Испанская парочка ушла из салона. Кейт теперь одна, смотрит на фотографии, на изображения воды, песка и неба, воды, песка и неба, воды, песка и неба… Бесконечные серии параллельных линий синеватых и коричневатых оттенков, в тени серого и белого. Гипнотизирующие линии, абстрактные изображения мест, которые и сами по себе настолько абстрактны, что уже не смотрятся как некие места под солнцем — просто сочетания линий и оттенков.

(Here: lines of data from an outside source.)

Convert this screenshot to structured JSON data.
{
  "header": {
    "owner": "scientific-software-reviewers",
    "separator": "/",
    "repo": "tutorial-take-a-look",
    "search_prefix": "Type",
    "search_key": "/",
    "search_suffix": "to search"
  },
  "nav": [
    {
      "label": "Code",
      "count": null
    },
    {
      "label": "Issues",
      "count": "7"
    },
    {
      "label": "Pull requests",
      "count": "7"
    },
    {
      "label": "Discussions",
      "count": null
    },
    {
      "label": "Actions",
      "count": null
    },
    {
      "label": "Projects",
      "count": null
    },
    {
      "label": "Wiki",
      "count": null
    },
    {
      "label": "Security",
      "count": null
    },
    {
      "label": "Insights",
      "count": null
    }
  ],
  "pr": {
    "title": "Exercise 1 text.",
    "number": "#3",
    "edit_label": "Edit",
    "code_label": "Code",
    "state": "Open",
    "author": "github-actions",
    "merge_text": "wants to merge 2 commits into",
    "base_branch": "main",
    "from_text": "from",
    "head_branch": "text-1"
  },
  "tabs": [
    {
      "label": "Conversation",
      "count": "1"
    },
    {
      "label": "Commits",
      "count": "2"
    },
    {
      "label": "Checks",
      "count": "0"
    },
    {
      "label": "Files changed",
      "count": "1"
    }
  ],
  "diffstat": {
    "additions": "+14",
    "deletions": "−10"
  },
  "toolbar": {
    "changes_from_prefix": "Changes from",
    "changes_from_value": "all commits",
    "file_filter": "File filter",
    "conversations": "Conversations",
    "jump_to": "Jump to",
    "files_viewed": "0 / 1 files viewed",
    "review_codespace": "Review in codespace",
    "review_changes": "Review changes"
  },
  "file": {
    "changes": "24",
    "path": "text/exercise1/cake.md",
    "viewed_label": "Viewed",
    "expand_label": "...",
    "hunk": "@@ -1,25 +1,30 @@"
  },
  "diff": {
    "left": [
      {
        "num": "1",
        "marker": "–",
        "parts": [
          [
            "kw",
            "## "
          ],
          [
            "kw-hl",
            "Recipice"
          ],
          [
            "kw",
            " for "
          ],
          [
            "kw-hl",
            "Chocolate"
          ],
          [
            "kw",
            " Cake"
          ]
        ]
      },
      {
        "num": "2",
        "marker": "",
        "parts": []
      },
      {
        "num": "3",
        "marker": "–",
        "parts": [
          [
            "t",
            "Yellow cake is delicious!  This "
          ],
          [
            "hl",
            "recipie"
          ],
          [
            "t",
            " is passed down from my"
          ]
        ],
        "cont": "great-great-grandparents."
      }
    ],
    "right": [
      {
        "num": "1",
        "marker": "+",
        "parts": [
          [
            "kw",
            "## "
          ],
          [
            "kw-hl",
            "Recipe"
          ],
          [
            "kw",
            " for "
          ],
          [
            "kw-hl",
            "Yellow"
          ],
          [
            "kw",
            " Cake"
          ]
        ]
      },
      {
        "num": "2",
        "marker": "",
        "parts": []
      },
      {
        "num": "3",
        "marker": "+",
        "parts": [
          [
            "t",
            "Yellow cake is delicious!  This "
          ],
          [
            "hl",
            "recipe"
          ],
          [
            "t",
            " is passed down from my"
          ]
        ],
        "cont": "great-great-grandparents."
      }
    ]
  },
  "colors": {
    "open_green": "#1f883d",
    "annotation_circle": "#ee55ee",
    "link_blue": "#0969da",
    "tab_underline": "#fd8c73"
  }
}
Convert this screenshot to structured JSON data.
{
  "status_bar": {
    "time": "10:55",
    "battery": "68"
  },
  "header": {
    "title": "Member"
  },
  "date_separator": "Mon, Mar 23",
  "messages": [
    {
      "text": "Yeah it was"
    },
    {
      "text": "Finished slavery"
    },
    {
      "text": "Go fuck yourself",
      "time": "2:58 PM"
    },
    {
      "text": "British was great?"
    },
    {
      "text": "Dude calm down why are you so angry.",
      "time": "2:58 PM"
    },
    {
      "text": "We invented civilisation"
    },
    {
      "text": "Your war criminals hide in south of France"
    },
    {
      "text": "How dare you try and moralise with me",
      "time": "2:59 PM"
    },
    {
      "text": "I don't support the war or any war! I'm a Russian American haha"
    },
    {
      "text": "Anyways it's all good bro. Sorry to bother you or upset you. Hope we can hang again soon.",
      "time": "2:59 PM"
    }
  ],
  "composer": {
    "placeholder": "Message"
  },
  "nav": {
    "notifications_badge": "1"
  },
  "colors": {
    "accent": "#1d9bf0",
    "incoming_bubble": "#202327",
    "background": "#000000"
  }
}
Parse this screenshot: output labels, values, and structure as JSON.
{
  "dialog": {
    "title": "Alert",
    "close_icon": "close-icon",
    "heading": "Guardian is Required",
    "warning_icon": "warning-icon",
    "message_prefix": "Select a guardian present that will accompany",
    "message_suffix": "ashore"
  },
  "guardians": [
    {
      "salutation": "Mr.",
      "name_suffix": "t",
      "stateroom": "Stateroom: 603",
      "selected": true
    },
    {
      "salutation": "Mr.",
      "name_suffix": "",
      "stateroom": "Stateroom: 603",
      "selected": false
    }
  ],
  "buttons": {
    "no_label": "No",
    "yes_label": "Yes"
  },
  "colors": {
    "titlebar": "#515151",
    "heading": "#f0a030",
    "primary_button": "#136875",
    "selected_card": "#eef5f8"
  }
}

«Может, это берег, — думает Кейт. — Какой-то дальний берег, где мы когда-нибудь будем жить. Когда исчезнем отсюда».
Глава 9
Позвонить кому-то в Америку было мудрено из-за разницы во времени и школьного расписания. По утрам она всегда была свободна, доступна; но жители Восточного побережья Штатов еще спали или завтракали. Когда в Вашингтоне было девять утра, она забирала детей из школы, сидела с ними, находилась в булочной, в бакалее, в мясной лавке или спортзале, вела машину, что-то чистила, варила или жарила. А освобождаясь — дети умыты и уложены в постель, тарелки вымыты, дом приведен в порядок, — падала с ног от усталости, погружалась в себя, смотрела по Итунее повторы прошлогодних шоу, подключив лэптоп к телевизору с помощью многожильного кабеля, этого незаменимого помощника цифровых средств массовой информации.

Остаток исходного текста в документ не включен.